These were the words of BlackRock CEO Larry Fink earlier this year, emphasising the importance of businesses having a social conscience.
Coutts’ chairman of entrepreneurs, Michael Hayman, shared Mr Fink’s words with guests at the second flagship event of our inaugural Entrepreneur Month, discussing how and why entrepreneurs should put purpose at the forefront of their businesses.
Addressing our guests on Thursday morning was a panel of four founders whose businesses all live and breathe social conscience. They were:
- Iqbal Wahhab; founder of restaurants The Cinnamon Club and Roast
- Laura Winningham; CEO of hunger relief charity City Harvest
- Renée Elliott; founder of health food store Planet Organic and co-founder of life-skills academy for women, Beluga Bean
- Maurice Ostro; serial entrepreneur and most recently founder of EG (Entrepreneurial Giving)

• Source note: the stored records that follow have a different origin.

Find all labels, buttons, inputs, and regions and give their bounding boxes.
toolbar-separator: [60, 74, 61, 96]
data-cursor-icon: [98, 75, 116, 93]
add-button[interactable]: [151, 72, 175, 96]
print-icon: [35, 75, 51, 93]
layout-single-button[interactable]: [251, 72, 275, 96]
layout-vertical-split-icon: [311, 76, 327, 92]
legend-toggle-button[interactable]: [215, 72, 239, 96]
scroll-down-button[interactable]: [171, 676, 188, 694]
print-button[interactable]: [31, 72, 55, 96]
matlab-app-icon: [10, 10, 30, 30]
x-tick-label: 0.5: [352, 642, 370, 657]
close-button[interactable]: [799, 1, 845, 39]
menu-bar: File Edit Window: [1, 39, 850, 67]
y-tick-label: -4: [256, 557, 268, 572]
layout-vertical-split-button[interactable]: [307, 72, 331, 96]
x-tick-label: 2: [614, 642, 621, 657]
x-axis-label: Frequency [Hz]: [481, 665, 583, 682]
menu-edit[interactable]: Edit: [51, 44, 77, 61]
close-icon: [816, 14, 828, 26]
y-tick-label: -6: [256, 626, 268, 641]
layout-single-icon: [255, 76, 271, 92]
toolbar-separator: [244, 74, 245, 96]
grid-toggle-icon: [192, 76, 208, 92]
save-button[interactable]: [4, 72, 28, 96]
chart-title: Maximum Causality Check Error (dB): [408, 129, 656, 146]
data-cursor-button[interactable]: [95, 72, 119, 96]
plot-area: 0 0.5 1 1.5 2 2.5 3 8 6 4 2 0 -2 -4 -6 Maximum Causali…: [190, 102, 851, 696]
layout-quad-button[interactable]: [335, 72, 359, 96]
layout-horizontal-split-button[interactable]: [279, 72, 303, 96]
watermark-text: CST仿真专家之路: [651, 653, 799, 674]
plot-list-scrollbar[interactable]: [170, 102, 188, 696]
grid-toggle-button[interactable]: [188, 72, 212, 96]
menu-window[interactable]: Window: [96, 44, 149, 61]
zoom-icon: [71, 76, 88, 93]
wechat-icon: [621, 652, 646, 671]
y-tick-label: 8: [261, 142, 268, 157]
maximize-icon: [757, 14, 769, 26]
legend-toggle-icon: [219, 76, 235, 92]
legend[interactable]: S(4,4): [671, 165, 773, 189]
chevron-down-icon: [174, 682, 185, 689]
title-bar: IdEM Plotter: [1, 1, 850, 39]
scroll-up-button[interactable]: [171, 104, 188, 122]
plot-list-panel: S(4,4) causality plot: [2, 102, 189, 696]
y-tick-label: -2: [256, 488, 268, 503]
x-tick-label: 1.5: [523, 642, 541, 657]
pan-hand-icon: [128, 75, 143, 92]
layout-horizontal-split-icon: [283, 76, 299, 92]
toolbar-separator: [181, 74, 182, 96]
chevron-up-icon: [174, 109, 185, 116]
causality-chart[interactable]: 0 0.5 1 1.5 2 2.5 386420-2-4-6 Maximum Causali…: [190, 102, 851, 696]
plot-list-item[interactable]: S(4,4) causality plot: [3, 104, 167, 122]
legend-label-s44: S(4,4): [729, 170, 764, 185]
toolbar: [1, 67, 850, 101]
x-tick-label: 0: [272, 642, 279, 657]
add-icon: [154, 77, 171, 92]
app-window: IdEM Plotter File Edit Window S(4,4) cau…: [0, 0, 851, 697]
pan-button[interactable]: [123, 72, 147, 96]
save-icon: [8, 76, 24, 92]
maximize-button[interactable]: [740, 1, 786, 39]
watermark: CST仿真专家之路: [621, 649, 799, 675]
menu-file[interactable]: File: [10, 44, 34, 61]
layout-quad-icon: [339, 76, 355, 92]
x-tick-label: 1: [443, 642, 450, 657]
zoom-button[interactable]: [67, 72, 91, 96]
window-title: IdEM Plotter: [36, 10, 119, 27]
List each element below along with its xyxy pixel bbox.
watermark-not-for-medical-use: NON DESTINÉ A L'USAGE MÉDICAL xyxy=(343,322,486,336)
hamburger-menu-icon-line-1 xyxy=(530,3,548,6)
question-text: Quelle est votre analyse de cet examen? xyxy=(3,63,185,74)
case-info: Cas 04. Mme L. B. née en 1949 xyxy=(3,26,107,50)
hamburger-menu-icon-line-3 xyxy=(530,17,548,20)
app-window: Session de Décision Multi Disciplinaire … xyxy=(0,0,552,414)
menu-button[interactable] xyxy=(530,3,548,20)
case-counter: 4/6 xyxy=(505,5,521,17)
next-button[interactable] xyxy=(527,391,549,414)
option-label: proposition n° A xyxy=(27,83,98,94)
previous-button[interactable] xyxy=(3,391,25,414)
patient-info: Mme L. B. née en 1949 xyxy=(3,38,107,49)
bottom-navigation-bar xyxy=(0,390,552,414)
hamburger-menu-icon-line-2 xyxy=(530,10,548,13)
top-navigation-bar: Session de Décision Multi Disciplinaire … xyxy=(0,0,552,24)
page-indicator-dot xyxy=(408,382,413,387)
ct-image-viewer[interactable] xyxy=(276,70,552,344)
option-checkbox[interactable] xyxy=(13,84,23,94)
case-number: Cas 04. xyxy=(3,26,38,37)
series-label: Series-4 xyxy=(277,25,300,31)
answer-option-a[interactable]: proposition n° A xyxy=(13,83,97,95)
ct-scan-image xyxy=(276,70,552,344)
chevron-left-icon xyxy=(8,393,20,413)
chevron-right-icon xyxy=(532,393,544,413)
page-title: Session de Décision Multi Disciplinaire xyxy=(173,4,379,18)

Be clear about your social goals
In a 20-minute panel discussion, the speakers were asked to frame the importance of purpose in business and reflect on how it has become more important in the last decade.
The significance of transparency was a common theme during the discussion. “Things have shifted,” Maurice explained. “Years ago it took a long time to find out about scandals in business, but today you can find out instantly and think, ‘why should I buy from these terrible companies?’”
Renée agreed, “Consumers are looking at businesses and questioning whether they can trust them. Are they ‘greenwashing’, are they making their mission up? Customers are digging deeper and the companies that are transparent will succeed more easily in the future,” she said.
The panellists were asked about the importance of tackling climate change, and Renée explained that it was something she had been thinking about for a long time. “Organic farming has a completely different environmental impact to industrial farming,” she said. “The organic industry has been well ahead – I was sat in rooms talking about this 10 to 15 years ago.”
And for Laura, the very ethos of City Harvest is tied to environmental sustainability. “Companies have three million tonnes of food going to waste and they are making economic decisions to send this to landfills,” she said. “Every decision like this uses greenhouse gases. We provide an alternative to re-direct food waste.”